Ein Album zwischen Satire und Teilhabe: Mit „The Future Bites“ veröffentlicht der
53-jährige Brite ein Konzeptalbum über Konsum, Selbstdarstellung und die
Seltsamkeiten mancher Social-Media-Süchte. Dabei beobachtet und kritisiert Wilson
– bedient aber gleichzeitig bewusst jene Mechanismen. Im zweiten Teil des Interviews spricht Nicolay Ketterer mit Steven Wilson über Deluxe-Box-Sets, Surround-Mischungen und (Re-)Mastering.

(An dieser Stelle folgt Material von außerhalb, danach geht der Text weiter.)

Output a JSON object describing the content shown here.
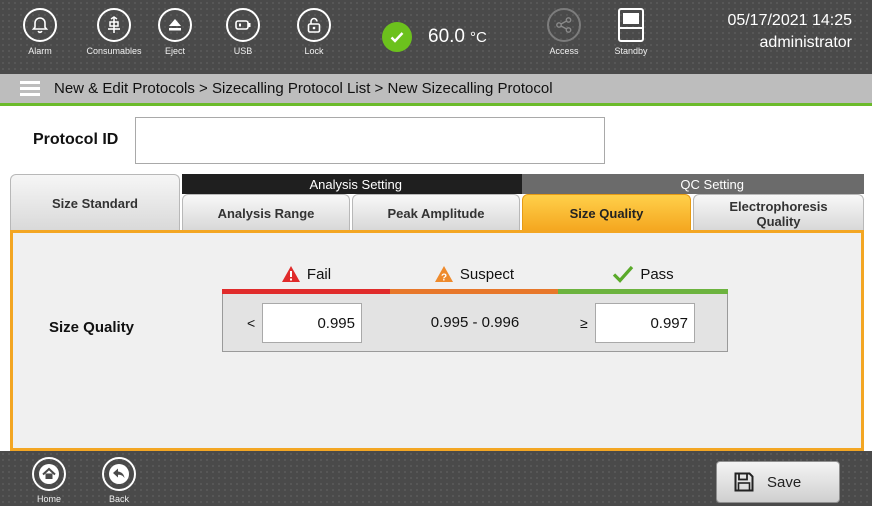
{
  "topbar": {
    "items": [
      {
        "label": "Alarm",
        "icon": "bell-icon"
      },
      {
        "label": "Consumables",
        "icon": "consumables-icon"
      },
      {
        "label": "Eject",
        "icon": "eject-icon"
      },
      {
        "label": "USB",
        "icon": "usb-icon"
      },
      {
        "label": "Lock",
        "icon": "lock-icon"
      },
      {
        "label": "Access",
        "icon": "share-icon"
      },
      {
        "label": "Standby",
        "icon": "standby-icon"
      }
    ],
    "temperature": {
      "value": "60.0",
      "unit": "°C",
      "status_color": "#6cc11d"
    },
    "datetime": "05/17/2021 14:25",
    "user": "administrator"
  },
  "breadcrumb": "New & Edit Protocols > Sizecalling Protocol List > New Sizecalling Protocol",
  "protocol_id": {
    "label": "Protocol ID",
    "value": ""
  },
  "tabs": {
    "size_standard": "Size Standard",
    "analysis_group": "Analysis Setting",
    "qc_group": "QC Setting",
    "analysis_range": "Analysis Range",
    "peak_amplitude": "Peak Amplitude",
    "size_quality": "Size Quality",
    "electrophoresis_quality": "Electrophoresis Quality",
    "active": "Size Quality"
  },
  "quality": {
    "row_label": "Size Quality",
    "fail": {
      "label": "Fail",
      "color": "#e02b2b",
      "symbol": "<",
      "value": "0.995"
    },
    "suspect": {
      "label": "Suspect",
      "color": "#e7772a",
      "range": "0.995 - 0.996"
    },
    "pass": {
      "label": "Pass",
      "color": "#6cb33f",
      "symbol": "≥",
      "value": "0.997"
    }
  },
  "bottombar": {
    "home": "Home",
    "back": "Back",
    "save": "Save"
  },
  "colors": {
    "accent": "#f3a623",
    "breadcrumb_underline": "#6bbb2a"
  }
}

? – Was das ursprüngliche Album angeht: Üblicherweise hatten Künstler und Produzent eine Absicht hinter der getroffenen Auswahl der Songs. Abgesehen von Remastering des Ausgangsmaterials, wo es eventuell um technologische Fortschritte geht: Bei neuen Zusammenstellungen eines Klassikers mit zusätzlichem Material, das angeblich herausragend sei, unterstellt man dem Künstler theoretisch, er habe die Qualität des unveröffentlichten Materials nicht erkannt. Zudem wird die Einheit des Albums aufgebrochen, indem weiteres Material hinzugefügt wird …
Das erscheint mir immer mehr der Fall. Ich werde für viele Projekte dieser Art gebucht, um sie neu abzumischen – allerdings mehr 5.1-Surround-Projekte, bei denen es um eine neue Hörerfahrung des ursprünglichen Albums geht, was ich gerne mache. Aber oft werden Demos und Outtakes ausgegraben, die – wie du sagst – in den Augen des Künstlers und des Produzenten damals nicht gut genug waren. Weshalb sind sie also jetzt gut genug? Es gibt Ausnahmen: Die 2020er Prince „Sign O’ The Times“-Box ist hervorragend! Das ist einer der Typen, bei denen man sich fragt: Wie konnte er das Material nicht veröffentlichen?
? – Ansonsten bringt die Veröffentlichung von ursprünglich abgelehntem Material eigentlich keinen Mehrwert als musikalische Erfahrung …
Es wird lediglich Archäologie betrieben und dient zum Abhaken. Viele Major-Plattenfirmen realisieren, dass es einen Markt für diese Box-Sets gibt, indem sie sie an Leute verkaufen, die dasselbe Album bereits drei, vier Mal gekauft haben: Die ursprüngliche Vinylausgabe, als die Platte herauskam, die erste CD-Auflage und die remasterte CD-Auflage. Das gleiche Publikum wird nun die ultimative Auflage, das Deluxe-Edition-Box-Set kaufen. Sie können viel Geld verlangen, und die Sammler kaufen es. Es ist ein wenig zynisch, aber das ist aktuell der Markt. Um auf deine ursprüngliche Frage zurückzukommen: Das ist praktisch das gesamte Konzept, worum es mir bei der Aufmachung zu „The Future Bites“ geht – der Markt der Limitierung, das elitenhafte, das manchmal mit dem physischen Produkt einhergeht.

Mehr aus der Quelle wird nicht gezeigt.